Notice that faith comes by hearing and hearing through the word concerning Christ, i.e., the gospel message itself. Paul asks, "How will they hear without a preacher?" Well, couldn't we just answer that they have an inward call, or that they hear Christ through their own present religions? According to the Scripture, No, we can't. Why not? Because one can only be saved by the transference of sin from us and Christ's righteousness to us offered to those who trust in Him, His work, and His words. This cannot be done if one does not hear about Him, His work, and His words. This is why the disciples are told to go into every nation, baptizing and teaching all that Christ commanded them. If people were saved through their own religions anyway, then His directive should have been, "Take a load off boys, and just try to be good examples in your own community and in your own ways." The fact is that the only way to be saved by another religious system would be to save oneself by works, i.e., perfection, and that's assuming that salvation is both through works and that the works prescribed in those religions are not actually contrary to the works God has revealed in Scripture. Of course, we know that no one, not even the Jews could obey the perfect law, especially if law is seen in all of its implications and applications in life (then not even the best of men come close to it). But we are not saved by works, nor could we be, but by the grace of God that comes to us by the means of that faith relationship with Christ when we adhere to the gospel that has been spoken to us.

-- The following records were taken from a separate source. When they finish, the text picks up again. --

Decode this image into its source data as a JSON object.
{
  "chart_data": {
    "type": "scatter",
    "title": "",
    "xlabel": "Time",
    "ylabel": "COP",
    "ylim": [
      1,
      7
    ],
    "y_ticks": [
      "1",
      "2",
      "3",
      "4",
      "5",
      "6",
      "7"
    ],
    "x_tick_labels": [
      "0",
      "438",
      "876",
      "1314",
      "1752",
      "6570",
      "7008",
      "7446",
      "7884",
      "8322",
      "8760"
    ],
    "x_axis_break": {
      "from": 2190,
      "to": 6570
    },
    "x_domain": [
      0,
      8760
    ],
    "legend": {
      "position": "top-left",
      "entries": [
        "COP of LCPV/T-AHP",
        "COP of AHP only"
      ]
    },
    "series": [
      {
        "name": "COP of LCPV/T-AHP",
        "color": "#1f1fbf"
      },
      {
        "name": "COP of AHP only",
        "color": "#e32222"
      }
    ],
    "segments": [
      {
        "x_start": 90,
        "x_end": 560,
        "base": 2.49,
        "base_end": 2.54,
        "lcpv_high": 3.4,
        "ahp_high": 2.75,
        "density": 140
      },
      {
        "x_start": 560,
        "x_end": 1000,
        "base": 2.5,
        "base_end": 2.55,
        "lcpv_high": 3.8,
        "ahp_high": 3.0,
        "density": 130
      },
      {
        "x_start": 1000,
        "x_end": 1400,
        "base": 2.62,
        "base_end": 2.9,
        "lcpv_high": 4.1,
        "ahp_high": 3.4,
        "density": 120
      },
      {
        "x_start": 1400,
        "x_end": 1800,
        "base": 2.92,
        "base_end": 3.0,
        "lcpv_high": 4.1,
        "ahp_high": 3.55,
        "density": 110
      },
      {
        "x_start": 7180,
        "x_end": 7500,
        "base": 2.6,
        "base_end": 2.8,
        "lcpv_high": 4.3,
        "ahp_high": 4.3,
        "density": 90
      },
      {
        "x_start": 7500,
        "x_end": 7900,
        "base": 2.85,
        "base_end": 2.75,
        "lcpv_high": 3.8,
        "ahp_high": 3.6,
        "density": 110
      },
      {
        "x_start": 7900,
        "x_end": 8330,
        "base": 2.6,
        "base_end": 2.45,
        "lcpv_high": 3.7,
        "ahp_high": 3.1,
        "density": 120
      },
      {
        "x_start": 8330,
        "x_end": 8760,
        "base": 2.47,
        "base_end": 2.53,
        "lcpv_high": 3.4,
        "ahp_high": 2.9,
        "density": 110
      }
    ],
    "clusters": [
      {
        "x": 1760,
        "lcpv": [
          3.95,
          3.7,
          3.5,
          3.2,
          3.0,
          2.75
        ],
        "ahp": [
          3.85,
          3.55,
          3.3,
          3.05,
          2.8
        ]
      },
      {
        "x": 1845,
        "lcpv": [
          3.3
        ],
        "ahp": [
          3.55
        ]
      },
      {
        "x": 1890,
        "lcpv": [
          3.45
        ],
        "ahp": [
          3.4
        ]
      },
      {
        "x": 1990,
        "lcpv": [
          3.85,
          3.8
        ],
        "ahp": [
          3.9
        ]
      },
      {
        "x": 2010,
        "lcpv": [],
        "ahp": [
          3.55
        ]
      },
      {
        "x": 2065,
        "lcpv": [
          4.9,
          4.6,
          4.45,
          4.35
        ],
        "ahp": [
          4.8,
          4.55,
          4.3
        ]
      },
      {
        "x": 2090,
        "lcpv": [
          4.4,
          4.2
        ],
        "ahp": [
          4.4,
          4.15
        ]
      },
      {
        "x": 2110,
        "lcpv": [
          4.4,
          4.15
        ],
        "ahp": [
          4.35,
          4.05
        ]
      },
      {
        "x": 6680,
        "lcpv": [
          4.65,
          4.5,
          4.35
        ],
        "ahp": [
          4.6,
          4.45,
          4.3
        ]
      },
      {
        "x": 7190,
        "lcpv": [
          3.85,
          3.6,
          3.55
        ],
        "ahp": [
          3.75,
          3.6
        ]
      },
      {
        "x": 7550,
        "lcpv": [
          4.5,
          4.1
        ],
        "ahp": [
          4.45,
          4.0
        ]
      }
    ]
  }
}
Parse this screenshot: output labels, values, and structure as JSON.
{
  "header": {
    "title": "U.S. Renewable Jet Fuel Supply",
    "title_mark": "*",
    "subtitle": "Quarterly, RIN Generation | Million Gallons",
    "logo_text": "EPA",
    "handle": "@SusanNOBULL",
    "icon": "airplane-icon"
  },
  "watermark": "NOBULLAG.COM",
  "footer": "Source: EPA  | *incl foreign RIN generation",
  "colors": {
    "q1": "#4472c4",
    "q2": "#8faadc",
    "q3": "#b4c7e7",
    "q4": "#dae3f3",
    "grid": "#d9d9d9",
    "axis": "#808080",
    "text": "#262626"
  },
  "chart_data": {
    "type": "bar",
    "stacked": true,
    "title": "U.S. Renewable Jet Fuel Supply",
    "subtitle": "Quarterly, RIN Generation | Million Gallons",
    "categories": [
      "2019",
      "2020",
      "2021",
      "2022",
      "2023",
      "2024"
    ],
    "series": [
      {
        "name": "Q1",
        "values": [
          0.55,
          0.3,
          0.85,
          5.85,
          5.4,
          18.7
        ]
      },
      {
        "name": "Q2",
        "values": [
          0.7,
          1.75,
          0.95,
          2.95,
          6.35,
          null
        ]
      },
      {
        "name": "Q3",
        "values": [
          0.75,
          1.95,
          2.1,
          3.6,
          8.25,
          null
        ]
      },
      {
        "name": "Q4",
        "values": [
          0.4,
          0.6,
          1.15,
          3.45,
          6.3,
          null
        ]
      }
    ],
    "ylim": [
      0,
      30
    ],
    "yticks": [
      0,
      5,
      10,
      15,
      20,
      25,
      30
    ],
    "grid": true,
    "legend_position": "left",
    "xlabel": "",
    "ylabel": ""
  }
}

What I am saying here is that any Christianity that tries to tell you that it is not exclusive with the gospel is not Christianity at all. It has a different source of spiritual knowledge, a different God, a different means of salvation (i.e., a gospel that is one of works toward another deity rather than specifically and cognitively trusting in Christ's work), and a different Christ (one not defined by His own revelation in the Bible).
And, my friends, as the Scripture warned us, "But even if we [i.e., the apostles themselves], or an angel from heaven, should preach to you a gospel contrary to that which we have preached to you, let him be eternally damned. As we have said before, so I say again now, if any man is preaching to you a gospel contrary to that which you received, let him be eternally damned.
There is simply no such thing as an inclusive Christianity because we are sinners with a good and just God. Praise Him forever that He is also such a loving and merciful God that He has decided to save His people, but do not make Him into an unjust and immoral God to suit a scheme that would pardon what cannot be righteously pardoned otherwise.